Concerning schools offering virtual classes, Rattay said experts will “wait and see what happens,” but doctors are “certainly hopeful that schools can stay open.”
Mpasi agreed that doctors want to see children in school as much as possible. Children she has talked to, she said, are excited about going back to school and socializing with their friends. Some said they learn better in the classroom. Parents have the responsibility of reminding children to wear masks and frequently wash their hands, she said.
Shapiro said parents also ask about side effects from the vaccine, such as inflammation of heart muscles, or they believe the risk of a child getting sick is too low to get them vaccinated. But it is heartbreaking when children sick with the virus end up hospitalized, he said.
“Seeing the patient in the hospital brings it to a personal level for me. We have a tool — the vaccine — which we didn’t have a few months ago, that can save lives. I can’t even begin to emphasize how incredible that is that we are able to get it into people’s arms. We are seeing what it is doing in the adult population and the deaths it has prevented,” Shapiro said.
Santiago said that, last year, she didn’t see severe cases of the coronavirus in children, but a few had more serious symptoms, causing them to feel more tired and making it more difficult to play sports.
Replying to a question about why adolescents who are vaccinated still have to wear masks in school, Rattay said only 40 percent are fully vaccinated, so the majority remain at risk. Even those who are vaccinated can become infected or spread infection, she said.
Shapiro said it’s important to reduce transmission of the disease, and the best way to do that is by wearing masks.
“It’s not just about myself or my children. It’s about our whole community. … We need to look at it as a group effort,” Shapiro said.
Replying to a question about what treatments are available for children diagnosed with the coronavirus, Shapiro said the best treatment is prevention and being sure everyone in the household with young children is vaccinated.

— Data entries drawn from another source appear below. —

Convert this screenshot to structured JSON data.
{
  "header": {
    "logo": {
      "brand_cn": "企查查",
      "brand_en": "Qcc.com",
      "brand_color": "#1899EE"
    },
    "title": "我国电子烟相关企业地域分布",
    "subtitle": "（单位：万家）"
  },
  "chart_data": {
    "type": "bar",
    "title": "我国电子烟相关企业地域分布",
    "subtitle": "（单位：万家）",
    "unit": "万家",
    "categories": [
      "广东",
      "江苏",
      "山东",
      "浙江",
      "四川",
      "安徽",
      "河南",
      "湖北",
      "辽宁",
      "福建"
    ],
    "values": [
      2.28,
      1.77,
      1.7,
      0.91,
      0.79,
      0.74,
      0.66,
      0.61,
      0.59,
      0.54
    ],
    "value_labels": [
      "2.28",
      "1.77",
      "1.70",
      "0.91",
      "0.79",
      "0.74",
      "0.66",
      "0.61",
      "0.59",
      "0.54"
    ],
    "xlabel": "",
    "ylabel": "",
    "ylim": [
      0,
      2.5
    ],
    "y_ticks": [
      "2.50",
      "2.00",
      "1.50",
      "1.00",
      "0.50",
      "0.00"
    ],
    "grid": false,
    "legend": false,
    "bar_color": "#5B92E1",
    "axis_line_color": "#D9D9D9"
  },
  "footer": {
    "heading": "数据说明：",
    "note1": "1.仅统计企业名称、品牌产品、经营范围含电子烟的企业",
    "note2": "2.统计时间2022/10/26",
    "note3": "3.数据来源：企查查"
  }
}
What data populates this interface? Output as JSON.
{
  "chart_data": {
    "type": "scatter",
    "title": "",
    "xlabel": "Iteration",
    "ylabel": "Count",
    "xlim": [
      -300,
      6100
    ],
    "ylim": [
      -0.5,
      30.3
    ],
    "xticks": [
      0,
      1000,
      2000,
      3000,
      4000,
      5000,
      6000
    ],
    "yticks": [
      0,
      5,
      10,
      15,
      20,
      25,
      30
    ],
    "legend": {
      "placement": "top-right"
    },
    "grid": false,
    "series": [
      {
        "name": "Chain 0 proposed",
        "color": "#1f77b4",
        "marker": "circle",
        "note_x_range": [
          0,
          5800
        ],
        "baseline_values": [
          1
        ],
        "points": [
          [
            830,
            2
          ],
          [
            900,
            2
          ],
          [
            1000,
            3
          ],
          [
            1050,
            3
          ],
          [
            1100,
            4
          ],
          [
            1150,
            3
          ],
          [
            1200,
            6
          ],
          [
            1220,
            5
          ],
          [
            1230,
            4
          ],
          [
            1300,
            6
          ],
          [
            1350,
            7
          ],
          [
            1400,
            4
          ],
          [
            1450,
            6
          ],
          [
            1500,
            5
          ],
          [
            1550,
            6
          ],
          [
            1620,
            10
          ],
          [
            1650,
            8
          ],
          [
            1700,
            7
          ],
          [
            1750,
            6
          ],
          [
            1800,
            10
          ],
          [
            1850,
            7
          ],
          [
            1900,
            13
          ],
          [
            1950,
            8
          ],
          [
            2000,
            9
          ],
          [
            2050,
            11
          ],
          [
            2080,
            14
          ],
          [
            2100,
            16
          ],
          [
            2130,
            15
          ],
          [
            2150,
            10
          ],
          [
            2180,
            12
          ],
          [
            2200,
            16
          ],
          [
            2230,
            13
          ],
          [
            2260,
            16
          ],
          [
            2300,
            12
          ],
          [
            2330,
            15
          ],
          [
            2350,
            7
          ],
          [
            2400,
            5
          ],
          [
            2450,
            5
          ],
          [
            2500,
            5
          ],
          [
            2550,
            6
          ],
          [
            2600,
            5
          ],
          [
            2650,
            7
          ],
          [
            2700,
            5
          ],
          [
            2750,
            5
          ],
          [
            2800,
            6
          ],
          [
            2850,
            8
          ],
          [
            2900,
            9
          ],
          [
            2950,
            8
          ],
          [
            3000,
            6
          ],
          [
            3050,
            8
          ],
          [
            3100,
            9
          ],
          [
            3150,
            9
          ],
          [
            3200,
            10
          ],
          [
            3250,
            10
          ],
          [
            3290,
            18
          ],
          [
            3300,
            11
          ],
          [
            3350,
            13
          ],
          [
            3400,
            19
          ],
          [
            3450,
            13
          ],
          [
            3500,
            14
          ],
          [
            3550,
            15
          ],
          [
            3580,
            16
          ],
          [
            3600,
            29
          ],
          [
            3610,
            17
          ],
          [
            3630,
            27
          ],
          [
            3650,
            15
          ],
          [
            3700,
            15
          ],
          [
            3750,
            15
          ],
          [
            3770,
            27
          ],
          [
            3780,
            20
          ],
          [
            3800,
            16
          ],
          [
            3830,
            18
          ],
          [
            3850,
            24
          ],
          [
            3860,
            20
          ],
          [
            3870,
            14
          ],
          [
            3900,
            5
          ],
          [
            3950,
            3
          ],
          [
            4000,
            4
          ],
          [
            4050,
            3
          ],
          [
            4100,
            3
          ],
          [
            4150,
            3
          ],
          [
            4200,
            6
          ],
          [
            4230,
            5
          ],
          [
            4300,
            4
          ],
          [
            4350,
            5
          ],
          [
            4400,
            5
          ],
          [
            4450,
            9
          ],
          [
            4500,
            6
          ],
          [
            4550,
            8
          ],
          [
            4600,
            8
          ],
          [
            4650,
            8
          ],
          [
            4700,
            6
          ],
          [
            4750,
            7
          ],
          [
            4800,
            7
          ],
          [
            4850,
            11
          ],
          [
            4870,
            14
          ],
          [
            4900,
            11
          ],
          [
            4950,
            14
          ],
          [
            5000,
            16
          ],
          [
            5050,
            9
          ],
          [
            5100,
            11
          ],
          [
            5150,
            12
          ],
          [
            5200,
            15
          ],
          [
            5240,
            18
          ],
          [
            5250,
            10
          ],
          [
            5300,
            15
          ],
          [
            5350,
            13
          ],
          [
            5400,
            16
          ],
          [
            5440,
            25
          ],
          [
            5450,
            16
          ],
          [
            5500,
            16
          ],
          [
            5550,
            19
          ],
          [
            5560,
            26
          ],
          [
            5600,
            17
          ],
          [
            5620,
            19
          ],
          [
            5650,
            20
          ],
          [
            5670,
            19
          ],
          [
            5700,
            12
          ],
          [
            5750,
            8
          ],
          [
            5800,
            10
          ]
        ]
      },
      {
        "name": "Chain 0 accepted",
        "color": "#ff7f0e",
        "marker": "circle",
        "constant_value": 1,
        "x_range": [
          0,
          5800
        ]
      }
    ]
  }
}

Treatments for those 12 or older include antibodies, administered intravenously and an effective treatment with few side effects.
Mpasi said she has seen limited cases of the coronavirus in children, and infected children had rather mild symptoms, including prolonged cough, fever and body aches. Patients with asthma used inhalers for relief, she said.
Agreeing, Santiago said she has not seen many cases and that the illness, in her patients, has been manageable so far. In two instances, children had underlying conditions, such as asthma, but they responded well to treatment, she said.